The remodelled Cheongsan Middle School is topped by a row of triangular timber-clad volumes, which form five standalone holiday dwellings with their own private outdoor terraces.
"Slow Island Trip Centre – the main building – was originally a two-storey school building," explained studio architect Choi Kyosik. "The second floor had structural problems, so we had to demolish that floor."
"After deciding to demolish the second floor, we designed separate five wooden frame structures on the first floor," he told Dezeen. "The slope of the roof was needed because of rain. So, we designed triangular roof with an all-wooden exterior."
The structure is stabilised by a steel frame and concrete pillars, while the pyramidal pods are constructed and clad in cedar wood. Local granite was used to clad the ground floor.

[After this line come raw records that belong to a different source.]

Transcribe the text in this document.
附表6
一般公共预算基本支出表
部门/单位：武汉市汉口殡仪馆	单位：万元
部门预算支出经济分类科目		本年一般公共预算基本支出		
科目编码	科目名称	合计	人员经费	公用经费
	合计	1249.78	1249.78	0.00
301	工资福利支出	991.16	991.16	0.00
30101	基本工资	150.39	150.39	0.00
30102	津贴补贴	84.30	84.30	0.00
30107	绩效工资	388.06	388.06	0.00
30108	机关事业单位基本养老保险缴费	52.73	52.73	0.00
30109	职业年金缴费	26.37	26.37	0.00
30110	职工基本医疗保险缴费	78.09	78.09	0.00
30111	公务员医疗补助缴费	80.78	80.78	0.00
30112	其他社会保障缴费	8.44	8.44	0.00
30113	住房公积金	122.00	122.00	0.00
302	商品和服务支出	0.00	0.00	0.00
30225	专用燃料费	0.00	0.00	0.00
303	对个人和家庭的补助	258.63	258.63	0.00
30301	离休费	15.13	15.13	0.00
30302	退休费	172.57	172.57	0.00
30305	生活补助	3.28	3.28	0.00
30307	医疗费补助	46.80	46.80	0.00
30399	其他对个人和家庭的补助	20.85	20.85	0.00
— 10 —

"Cheongsando has a tradition of building stone walls," said the architects. "The use of stone walls were a small thing, yet provided a way for the local residents to participate in the construction process. In this project, the residents personally worked on the outer wall construction in the traditional method of filling the walls with red clay."
The Slow Food Workshop, which makes and sells local produce including fermented soybeans, is set in a white-gabled building with an asphalt shingle roof. The whole structure is covered in a frame of timber louvres and a glazed entrance is recessed into an opening at one of the long facades.
The final structure is a single-storey building with an inverted pitched roof. It provides administrative offices and shower facilities for a campsite intended to occupy the old playground.
The glazed structure is fronted by a wide stone deck that allows the building to be accessed from all directions from the campsite. Panels of frosted glass in the facade are designed to provide privacy for the shower cubicles and toilets within.
"Considering that the building will contain showers and restrooms, this envelope does not really suit the character of the program," said the architects, describing the impracticality of the glazed facade. "Nonetheless, the glass envelope was selected to reinforce functionality while differentiating the structure from the main building."
"Along with etching film and LED lighting, the glass with its transparent physical property acts as a small lighthouse lighting the entire playground in the lonely aftermath of sunset," they added.
The Cheongsan project was completed in 2012. It was exhibited as part of the Out of the Ordinary: Award Winning Works by the Young Korean Architects show, which ran at London Metropolitan University's The Cass earlier this year.